Ben kendimi bildim bileli, içimde bir şeylerin diğer çocuklardan farklı olduğunu hissediyordum. 6-7 yaşlarındaydım… Yaşıma göre fazla derin düşünen bir çocuktum belki de. Dışarıdan bakan herkes bana “erkek çocuk” derdi. Ama ben aynaya baktığımda içimdeki ben ile dışımdaki bedenin aynı olmadığını, birbirine hiç benzemediğini fark ederdim.
Kendi kendime sorardım:
“Ben kimim? Neden böyle hissediyorum?”
Ama bu soruların cevabını verecek kimse yoktu etrafımda.
Ablalarım vardı. Onlar bir odayı paylaşırlardı; içinde elbiseler, ojeler, rujlar, makyaj kutuları, rengârenk tokalar olurdu.

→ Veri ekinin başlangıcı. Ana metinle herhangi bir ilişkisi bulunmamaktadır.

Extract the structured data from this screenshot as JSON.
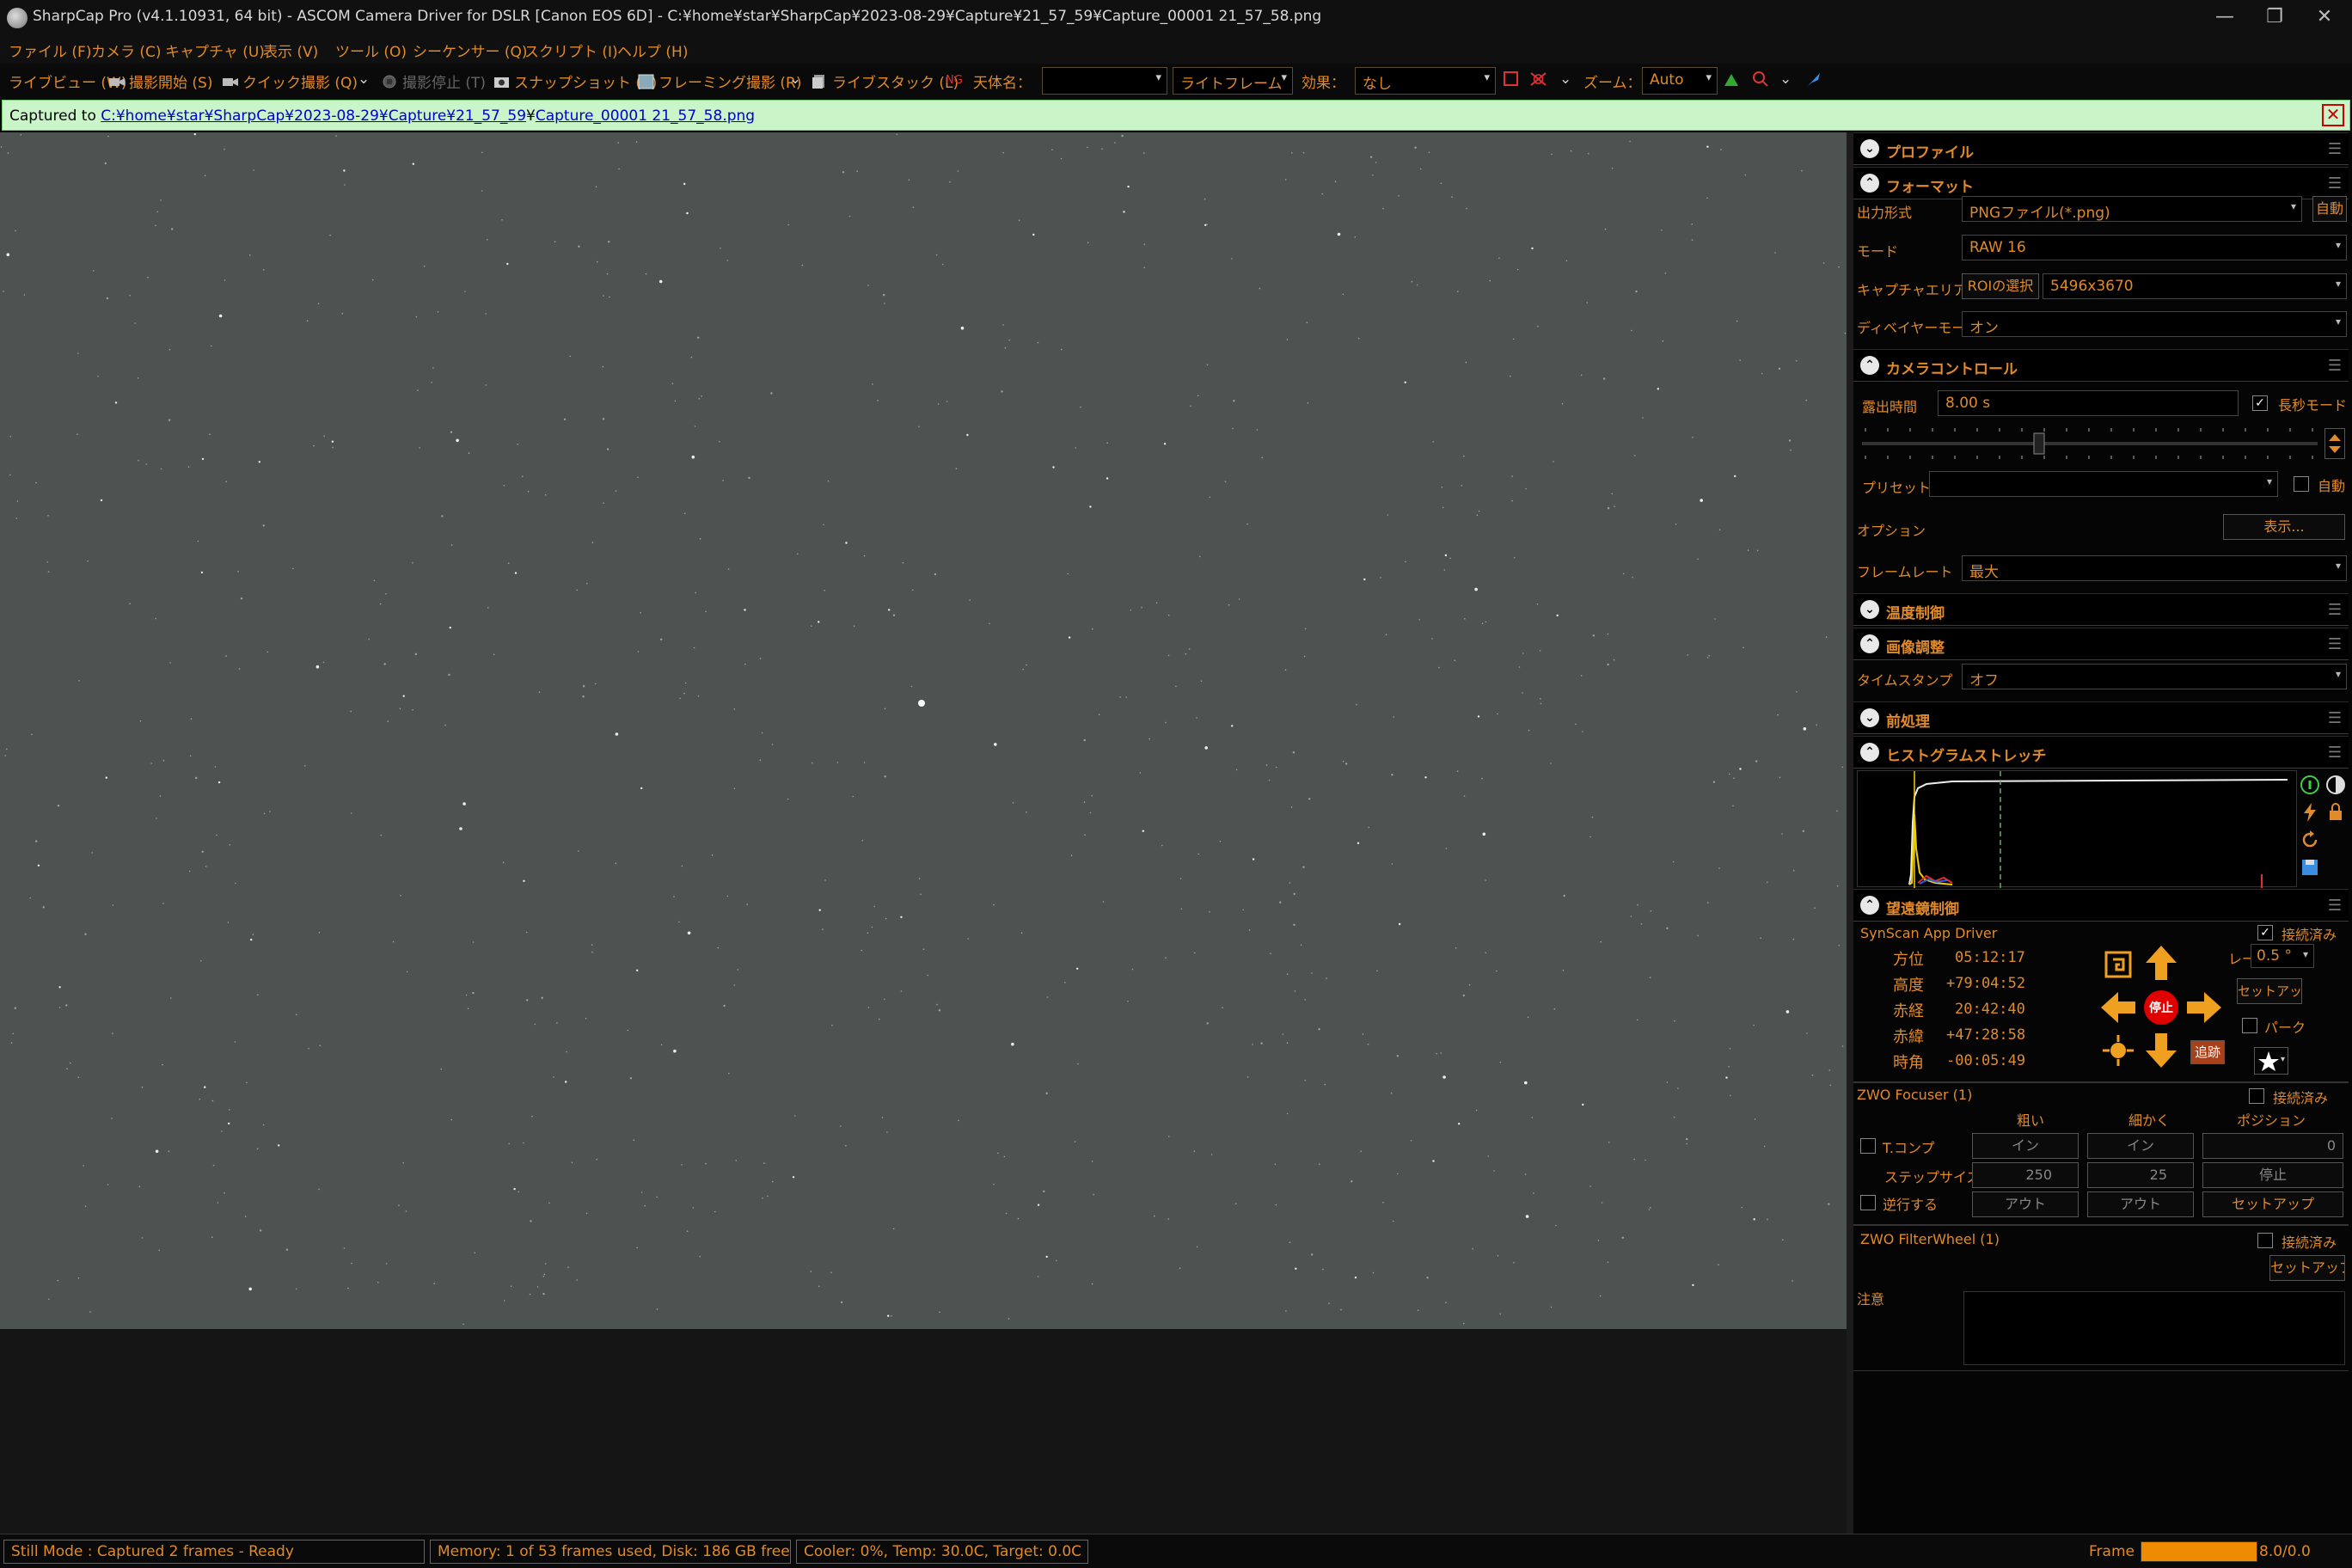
{
  "window": {
    "title": "SharpCap Pro (v4.1.10931, 64 bit) - ASCOM Camera Driver for DSLR [Canon EOS 6D] - C:¥home¥star¥SharpCap¥2023-08-29¥Capture¥21_57_59¥Capture_00001 21_57_58.png",
    "minimize": "—",
    "restore": "❐",
    "close": "✕"
  },
  "menu": [
    "ファイル (F)",
    "カメラ (C)",
    "キャプチャ (U)",
    "表示 (V)",
    "ツール (O)",
    "シーケンサー (Q)",
    "スクリプト (I)",
    "ヘルプ (H)"
  ],
  "toolbar": {
    "liveview": "ライブビュー (W)",
    "start_capture": "撮影開始 (S)",
    "quick_capture": "クイック撮影 (Q)",
    "stop_capture": "撮影停止 (T)",
    "snapshot": "スナップショット (A)",
    "framing": "フレーミング撮影 (R)",
    "live_stack": "ライブスタック (L)",
    "target_label": "天体名：",
    "target_value": "",
    "frame_type": "ライトフレーム",
    "effect_label": "効果：",
    "effect_value": "なし",
    "zoom_label": "ズーム：",
    "zoom_value": "Auto"
  },
  "notice": {
    "prefix": "Captured to ",
    "link_folder": "C:¥home¥star¥SharpCap¥2023-08-29¥Capture¥21_57_59",
    "sep": "¥",
    "link_file": "Capture_00001 21_57_58.png",
    "close": "✕"
  },
  "panel": {
    "profile": {
      "title": "プロファイル"
    },
    "format": {
      "title": "フォーマット",
      "output_label": "出力形式",
      "output_value": "PNGファイル(*.png)",
      "auto_btn": "自動",
      "mode_label": "モード",
      "mode_value": "RAW 16",
      "area_label": "キャプチャエリア",
      "roi_btn": "ROIの選択",
      "area_value": "5496x3670",
      "debayer_label": "ディベイヤーモード",
      "debayer_value": "オン"
    },
    "camera": {
      "title": "カメラコントロール",
      "exposure_label": "露出時間",
      "exposure_value": "8.00 s",
      "longexp_label": "長秒モード",
      "longexp_checked": "✓",
      "preset_label": "プリセット",
      "preset_value": "",
      "preset_auto": "自動",
      "options_label": "オプション",
      "options_btn": "表示...",
      "framerate_label": "フレームレート",
      "framerate_value": "最大"
    },
    "temperature": {
      "title": "温度制御"
    },
    "image_adjust": {
      "title": "画像調整",
      "timestamp_label": "タイムスタンプ",
      "timestamp_value": "オフ"
    },
    "preprocess": {
      "title": "前処理"
    },
    "histogram": {
      "title": "ヒストグラムストレッチ"
    },
    "telescope": {
      "title": "望遠鏡制御",
      "driver": "SynScan App Driver",
      "connected_label": "接続済み",
      "connected_checked": "✓",
      "rows": [
        {
          "label": "方位",
          "value": "05:12:17"
        },
        {
          "label": "高度",
          "value": "+79:04:52"
        },
        {
          "label": "赤経",
          "value": "20:42:40"
        },
        {
          "label": "赤緯",
          "value": "+47:28:58"
        },
        {
          "label": "時角",
          "value": "-00:05:49"
        }
      ],
      "stop": "停止",
      "rate_label": "レート：",
      "rate_value": "0.5 °",
      "setup": "セットアップ",
      "park": "パーク",
      "track": "追跡"
    },
    "focuser": {
      "title": "ZWO Focuser (1)",
      "connected_label": "接続済み",
      "coarse": "粗い",
      "fine": "細かく",
      "position": "ポジション",
      "tcomp": "T.コンプ",
      "in1": "イン",
      "in2": "イン",
      "pos_value": "0",
      "step_label": "ステップサイズ",
      "step1": "250",
      "step2": "25",
      "stop": "停止",
      "reverse": "逆行する",
      "out1": "アウト",
      "out2": "アウト",
      "setup": "セットアップ"
    },
    "filterwheel": {
      "title": "ZWO FilterWheel (1)",
      "connected_label": "接続済み",
      "setup": "セットアップ"
    },
    "notes_label": "注意"
  },
  "status": {
    "mode": "Still Mode : Captured 2 frames - Ready",
    "memory": "Memory: 1 of 53 frames used, Disk: 186 GB free",
    "cooler": "Cooler: 0%, Temp: 30.0C, Target: 0.0C",
    "frame_label": "Frame :",
    "frame_value": "8.0/0.0",
    "frame_progress": 1.0
  },
  "colors": {
    "accent": "#e08a2a",
    "notice_bg": "#c9f5c9",
    "sky": "#4c5351",
    "stop_red": "#e00000"
  }
}
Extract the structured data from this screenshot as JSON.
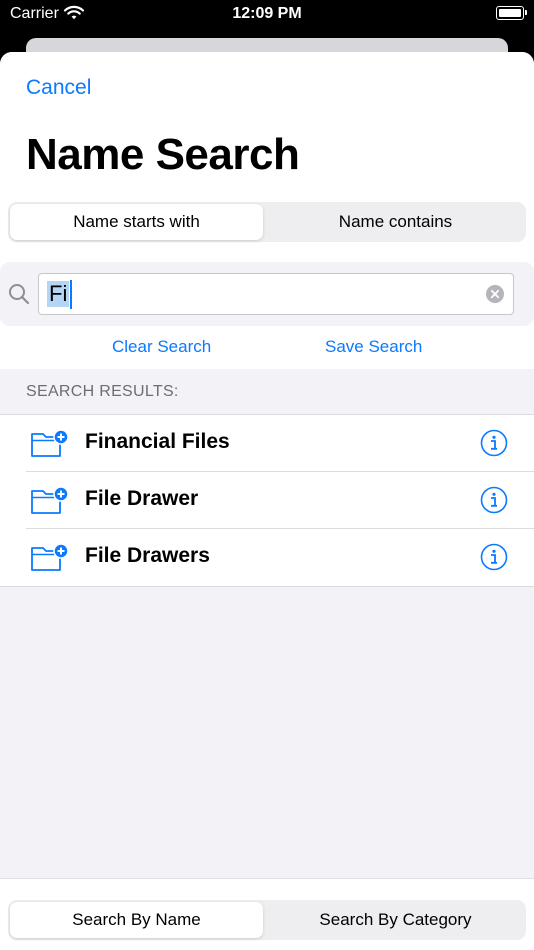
{
  "status_bar": {
    "carrier": "Carrier",
    "time": "12:09 PM"
  },
  "nav": {
    "cancel_label": "Cancel",
    "title": "Name Search"
  },
  "mode_segment": {
    "options": [
      "Name starts with",
      "Name contains"
    ],
    "selected": "Name starts with"
  },
  "search": {
    "value": "Fi"
  },
  "actions": {
    "clear_label": "Clear Search",
    "save_label": "Save Search"
  },
  "results": {
    "header": "SEARCH RESULTS:",
    "items": [
      {
        "label": "Financial Files",
        "icon": "folder-add-icon"
      },
      {
        "label": "File Drawer",
        "icon": "folder-add-icon"
      },
      {
        "label": "File Drawers",
        "icon": "folder-add-icon"
      }
    ]
  },
  "bottom_segment": {
    "options": [
      "Search By Name",
      "Search By Category"
    ],
    "selected": "Search By Name"
  },
  "colors": {
    "accent": "#0a7aff",
    "background": "#f2f2f7"
  }
}
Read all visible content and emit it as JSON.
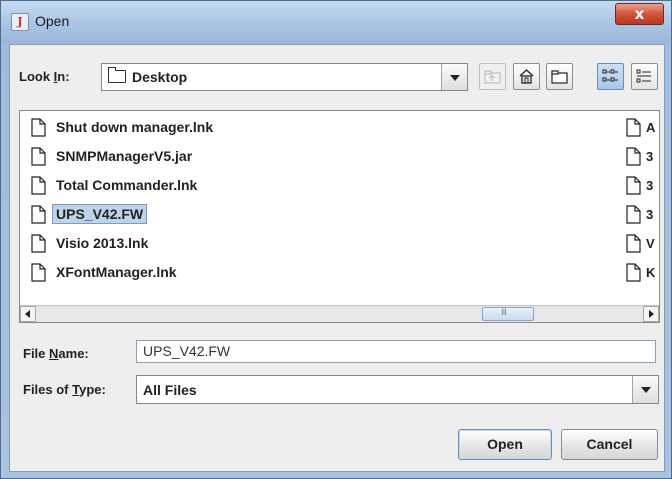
{
  "window": {
    "title": "Open",
    "close_symbol": "x"
  },
  "look_in": {
    "label_prefix": "Look ",
    "label_mnemonic": "I",
    "label_suffix": "n:",
    "value": "Desktop"
  },
  "toolbar": {
    "icons": [
      "up-folder-icon",
      "home-icon",
      "new-folder-icon",
      "list-view-icon",
      "details-view-icon"
    ]
  },
  "files": {
    "items": [
      {
        "name": "Shut down manager.lnk",
        "selected": false,
        "col2": "A"
      },
      {
        "name": "SNMPManagerV5.jar",
        "selected": false,
        "col2": "3"
      },
      {
        "name": "Total Commander.lnk",
        "selected": false,
        "col2": "3"
      },
      {
        "name": "UPS_V42.FW",
        "selected": true,
        "col2": "3"
      },
      {
        "name": "Visio 2013.lnk",
        "selected": false,
        "col2": "V"
      },
      {
        "name": "XFontManager.lnk",
        "selected": false,
        "col2": "K"
      }
    ]
  },
  "file_name": {
    "label_prefix": "File ",
    "label_mnemonic": "N",
    "label_suffix": "ame:",
    "value": "UPS_V42.FW"
  },
  "file_type": {
    "label_prefix": "Files of ",
    "label_mnemonic": "T",
    "label_suffix": "ype:",
    "value": "All Files"
  },
  "buttons": {
    "open": "Open",
    "cancel": "Cancel"
  },
  "colors": {
    "selection": "#bcd3ea",
    "titlebar": "#a8c4e3",
    "close": "#c9472c"
  }
}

O odaya her girdiğimde içimde bir sevinç kıvılcımı yanardı. Sanki başka bir dünyaya girerdim. Gizlice tokalarını takar, rujlarını sürer, bazen onların elbiselerini giyerdim. Aynanın karşısında gözlerimin içi parlardı. O anlarda gerçek gibi hissederdim kendimi.
Ama sonra biri görür diye korkar, üzerimdekileri hızla çıkarır, odadan fırtına gibi kaçardım. Utanmazdım, ama korkardım. Çünkü toplumun doğruları başka bir şey söylüyordu.
Büyük ablam evlenmişti. Eniştem sık sık gelir giderdi. İlk zamanlar bana normal bir yetişkin gibi davranıyordu. Ama sonra… zamanla sözleri değişmeye başladı. Gözleri daha uzun bakar olmuştu. “Ne kadar güzel yüzün var,” dediği anları hatırlıyorum. O anlar kafamı karıştırırdı. Hem bir yetişkinin ilgisi hoşuma gidiyordu çünkü sanıyordum ki beni anlıyor… Ama içimde bir huzursuzluk, adını koyamadığım bir rahatsızlık büyüyordu.